Mamo Mihretu soutient que les médias ont compris la découverte d’audit d’une manière erronée


Toronto – Le gouverneur de la Banque centrale d’Éthiopie Mamo Mihretu a présenté un rapport de performance de 11 mois de la Banque pour le Comité permanent du plan, des finances et du budget au Parlement éthiopien.
On lui a demandé une explication sur la perte de 10,5 milliards de birr signalée par les auditeurs externes que la banque a embauchés cette année.
Mamo a tendance à penser qu’il y a eu une idée fausse des médias et du public. Il soutient, comme entendu parler d’un contenu audio que le journaliste a partagé sur sa couverture médiatique, que la perte signalée était «une perte non réalisée».
L’audit a couvert une période de trois ans et ce qui a été indiqué comme une perte est un «record avant l’introduction de la réforme [a reference to the macroeconomic reform introduced in July 2024] et ce qui a été enregistré après la réforme.
Il a soutenu qu’il n’y avait aucune perte à la banque en raison d’un prêt prêté au gouvernement ou aux banques privées, mais pas remboursé. Il a fait valoir que le gouvernement et les banques remboursent leurs dettes.
Mamo a décrit la perte de 10,5 milliards de birr qui a fait un titre parmi les médias éthiopiens au cours des derniers jours comme un «problème de comptabilité ordinaire». Il a peint la perte en grande partie comme quelque chose qui s’est produit en raison de la différence de taux de change.
Il a ajouté «ce que les médias et le public doivent comprendre, c’est que la banque nationale n’est pas une banque à but lucratif comme les autres banques.»
Une autre image que le gouvernement a projetée, par le biais de Mamo Mihretu, au comité permanent et au public également, c’est que les pertes sont très «courantes» pour les banques centrales. Il a souligné des exemples des expériences d’autres pays comme les États-Unis. Certaines sources semblent relier les pertes de banque centrales aux modifications de la politique monétaire, y compris l’adaptation aux taux d’intérêt due à l’inflation, mais le cas de l’Éthiopie ne semble pas être un lié à l’adaptation à l’inflation.

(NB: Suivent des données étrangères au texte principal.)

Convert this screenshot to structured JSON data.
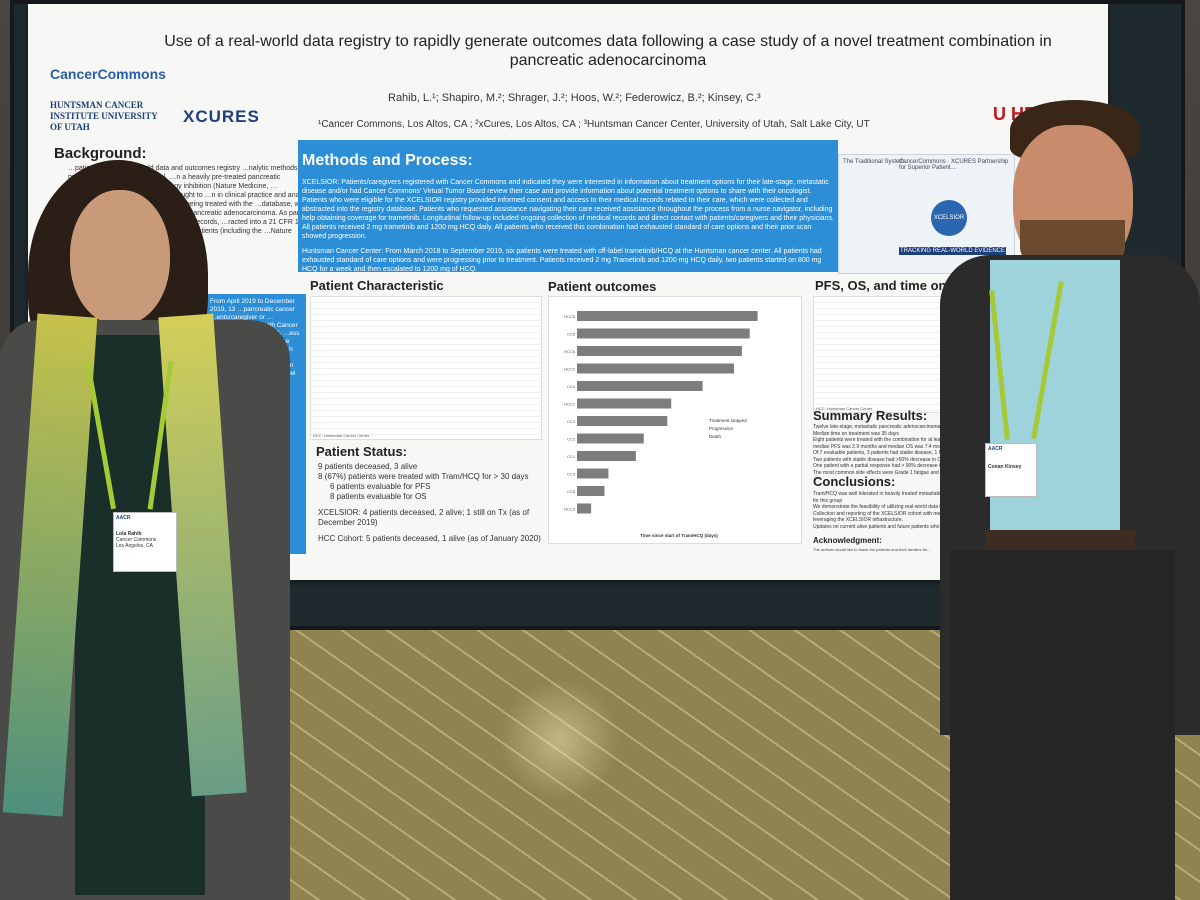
{
  "poster": {
    "title": "Use of a real-world data registry to rapidly generate outcomes data following a case study of a novel treatment combination in pancreatic adenocarcinoma",
    "authors": "Rahib, L.¹; Shapiro, M.²; Shrager, J.²; Hoos, W.²; Federowicz, B.²; Kinsey, C.³",
    "affiliations": "¹Cancer Commons, Los Altos, CA ; ²xCures, Los Altos, CA ; ³Huntsman Cancer Center, University of Utah, Salt Lake City, UT",
    "logos": {
      "cancer_commons": "CancerCommons",
      "huntsman": "HUNTSMAN CANCER INSTITUTE UNIVERSITY OF UTAH",
      "xcures": "XCURES",
      "utah": "U HE"
    },
    "background": {
      "heading": "Background:",
      "text": "…patient-centric, real-world data and outcomes registry …nalytic methods in precision oncology. Kinsey et al. …n a heavily pre-treated pancreatic adenocarcinoma …n with autophagy inhibition (Nature Medicine, …roxychloroquine (Tram/HCQ). We sought to …n in clinical practice and analyze safety and …XCELSIOR identified as being treated with the …database, we identified 6 patients that received …for pancreatic adenocarcinoma. As part of the …shared access to their full medical records, …racted into a 21 CFR 11 compliant database …and six additional patients (including the …Nature Medicine, 2019) treated with this"
    },
    "left_blue_text": "From April 2019 to December 2019, 13 …pancreatic cancer …ents/caregiver or …physicians …ered with Cancer …ns and …help with off- …ess and …in XCELSIOR. …ese patients …e approval for …h and six …treatment with …ations. …al 6 patients …man Cancer …er also …d off-label …nter (off-label)",
    "methods": {
      "heading": "Methods and Process:",
      "p1": "XCELSIOR: Patients/caregivers registered with Cancer Commons and indicated they were interested in information about treatment options for their late-stage, metastatic disease and/or had Cancer Commons' Virtual Tumor Board review their case and provide information about potential treatment options to share with their oncologist. Patients who were eligible for the XCELSIOR registry provided informed consent and access to their medical records related to their care, which were collected and abstracted into the registry database. Patients who requested assistance navigating their care received assistance throughout the process from a nurse navigator, including help obtaining coverage for trametinib. Longitudinal follow-up included ongoing collection of medical records and direct contact with patients/caregivers and their physicians. All patients received 2 mg trametinib and 1200 mg HCQ daily. All patients who received this combination had exhausted standard of care options and their prior scan showed progression.",
      "p2": "Huntsman Cancer Center: From March 2018 to September 2019, six patients were treated with off-label trametinib/HCQ at the Huntsman cancer center. All patients had exhausted standard of care options and were progressing prior to treatment. Patients received 2 mg Trametinib and 1200 mg HCQ daily, two patients started on 800 mg HCQ for a week and then escalated to 1200 mg of HCQ."
    },
    "diagram_labels": [
      "The Traditional System",
      "CancerCommons · XCURES Partnership for Superior Patient…",
      "XCELSIOR",
      "TRACKING REAL-WORLD EVIDENCE"
    ],
    "patient_characteristic": {
      "heading": "Patient Characteristic",
      "footer": "HCC: Huntsman Cancer Center"
    },
    "patient_status": {
      "heading": "Patient Status:",
      "items": [
        {
          "text": "9 patients deceased, 3 alive",
          "sub": false
        },
        {
          "text": "8 (67%) patients were treated with Tram/HCQ for > 30 days",
          "sub": false
        },
        {
          "text": "6 patients evaluable for PFS",
          "sub": true
        },
        {
          "text": "8 patients evaluable for OS",
          "sub": true
        },
        {
          "text": "XCELSIOR: 4 patients deceased, 2 alive; 1 still on Tx (as of December 2019)",
          "sub": false
        },
        {
          "text": "HCC Cohort: 5 patients deceased, 1 alive (as of January 2020)",
          "sub": false
        }
      ]
    },
    "patient_outcomes": {
      "heading": "Patient outcomes",
      "xlabel": "Time since start of Tram/HCQ (days)",
      "legend": [
        "Treatment stopped",
        "Progression",
        "Death"
      ]
    },
    "pfs": {
      "heading": "PFS, OS, and time on therapy",
      "footer": "HCC: Huntsman Cancer Center"
    },
    "summary": {
      "heading": "Summary Results:",
      "items": [
        "Twelve late-stage, metastatic pancreatic adenocarcinoma patients…",
        "Median time on treatment was 35 days",
        "Eight patients were treated with the combination for at least 30 da…",
        "median PFS was 2.9 months and median OS was 7.4 months",
        "Of 7 evaluable patients, 3 patients had stable disease, 1 had a pa…",
        "Two patients with stable disease had >50% decrease in CA 19-9",
        "One patient with a partial response had > 90% decrease in CA 19…",
        "The most common side effects were Grade 1 fatigue and Grade 1…"
      ]
    },
    "conclusions": {
      "heading": "Conclusions:",
      "items": [
        "Tram/HCQ was well tolerated in heavily treated metastatic panc… clinical benefit for this group",
        "We demonstrate the feasibility of utilizing real-world data in prec…",
        "Collection and reporting of the XCELSIOR cohort with median… months by leveraging the XCELSIOR infrastructure.",
        "Updates on current alive patients and future patients who re… time."
      ]
    },
    "acknowledgment": {
      "heading": "Acknowledgment:",
      "text": "The authors would like to thank the patients and their families for…"
    }
  },
  "badges": {
    "left": {
      "org": "AACR",
      "name": "Lola Rahib",
      "affil": "Cancer Commons",
      "city": "Los Angeles, CA"
    },
    "right": {
      "org": "AACR",
      "name": "Conan Kinsey"
    }
  },
  "colors": {
    "poster_blue": "#2b8ed6",
    "board": "#1f2a2e",
    "carpet": "#8a7f4c",
    "lanyard": "#a6c936"
  },
  "chart_data": {
    "type": "bar",
    "orientation": "horizontal",
    "title": "Patient outcomes",
    "xlabel": "Time since start of Tram/HCQ (days)",
    "xlim": [
      0,
      270
    ],
    "categories": [
      "HCC5",
      "CC6",
      "HCC6",
      "HCC2",
      "CC4",
      "HCC1",
      "CC4",
      "CC2",
      "CC1",
      "CC3",
      "CC5",
      "HCC3"
    ],
    "values": [
      230,
      220,
      210,
      200,
      160,
      120,
      115,
      85,
      75,
      40,
      35,
      18
    ],
    "legend": [
      "Treatment stopped",
      "Progression",
      "Death"
    ]
  }
}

D’un autre côté, le gouverneur faisait affirmer que la réforme macroéconomique (devise de l’Éthiopie a perdu plus de 100% de sa valeur en six mois environ) en juillet 2024 a donné des «résultats encourageants».
Le changement dans le régime d’échange de forex a abouti à des «résultats tangibles», a-t-il déclaré au comité parlementaire.
Notamment, plus tôt cette semaine, la banque a annoncé une décision permettant aux banques étrangères d’entrer sur le marché éthiopien qui, selon lui, a une «signification» en termes d’attraction des investisseurs et de «croissance du marché des capitaux» en Éthiopie.